Formstecherei in Griesheim

100 Jahre Handarbeit: Die Formstecherei in Griesheim

1873 gründete Justus Müller in der Bahnhofstraße 20 die erste Formstecherei der Gemeinde, die sich in Griesheim zu einem wichtigen Handwerkszweig entwickelte. Heutzutage ist dieser Beruf fast ausgestorben. Formstecher stellten Druckwalzen aus Holz beispielweise für die Stoffdruckerei, Linoleum und Seide her. Gleichermaßen war das Handwerk aber auch stark mit der Tapetenherstellung verbunden. Auch in Griesheim konzentrierte man sich auf die Entwicklung der Tapeten. Justus Müller nannte seine Fabrik „Tapeten-Industrie mit eigener Druckwalzenfabrik“. Bis 1996 war die Formstecherei ein anerkannter Lehrberuf, der im Laufe der Zeit der maschinellen Produktion weichen musste.

Das Handwerk stieß auf positive Resonanz in der Griesheimer Gesellschaft. Schon in der Anfangszeit beschäftigte Müller 18 Mitarbeiter in seinem Betrieb. Zu Beginn des 20. Jahrhunderts gab es neben der Formstecherei Müller noch sechs weitere Betriebe, die Walzen für den Tapetendruck herstellten. Das vom Zeichner vorgefertigte Muster wurde dabei vom Formstecher mit Hilfe von durchsichtigem Kritzpapier auf die Walzen übertragen. Mit einer Nadel ritzte er Umrisse in das Papier und strich Druckerschwärze darauf, ehe das Blatt mit der Farbe auf der Walze befestigt wurde. Durch Klopfen und Reiben wurde die Farbe durch die Ritzen auf die Walze übertragen. Im Anschluss meißelte der Formstecher die Konturen des Musters ein und bog ein dünnes Blech zurecht. Die entstehenden Formen schlug er anschließend bis zur Hälfte in die Walze. So gingen die Walzen dann in die Druckereien.
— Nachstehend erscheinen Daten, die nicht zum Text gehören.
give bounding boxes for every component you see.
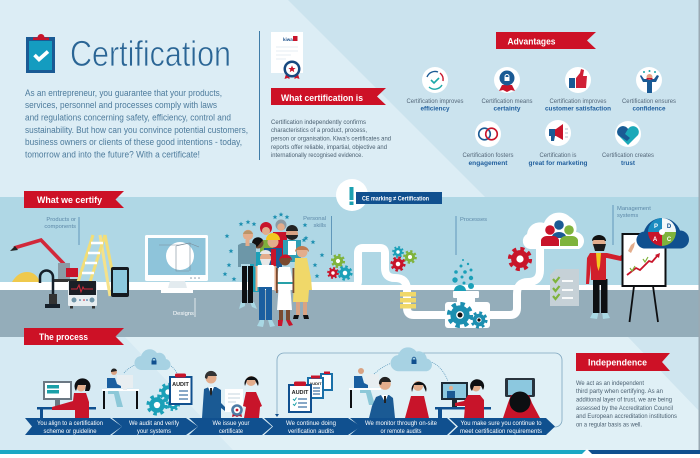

Für bunte Tapeten mussten allerdings mehrere Walzen hergestellt werden: Für jeden Farbton eine. Die einzelnen Farben wurden übereinander gedruckt, so dass ein buntes Bild entstehen konnte.

Der Erste Weltkrieg brachte große Einschnitte in das Griesheimer Handwerk. Einige Werkstätten mussten ihre Produktion aufgeben, da es nicht genug Handwerker gab. 1953 existierten noch zwei Formstecherbetriebe in Griesheim: Friedmann & Nothnagel und Tapeten-Müller. Um ihre Einnahmen zu verbessern, verkauften die Firmen auch bereits fertige Tapeten und verschiedene Bodenbeläge. Doch im Jahr 1973 beendete die letzte Griesheimer Formstecherei ihre Arbeit. Als Teil der Firma Tapeten-Müller war sie nur noch für die Reparatur der Walzen zuständig gewesen. Die Produktion wurde schon länger von Maschinen übernommen. Der Offsetdruck und die Raufaser als Tapetenersatz signalisierten das Ende des Formstecherhandwerks.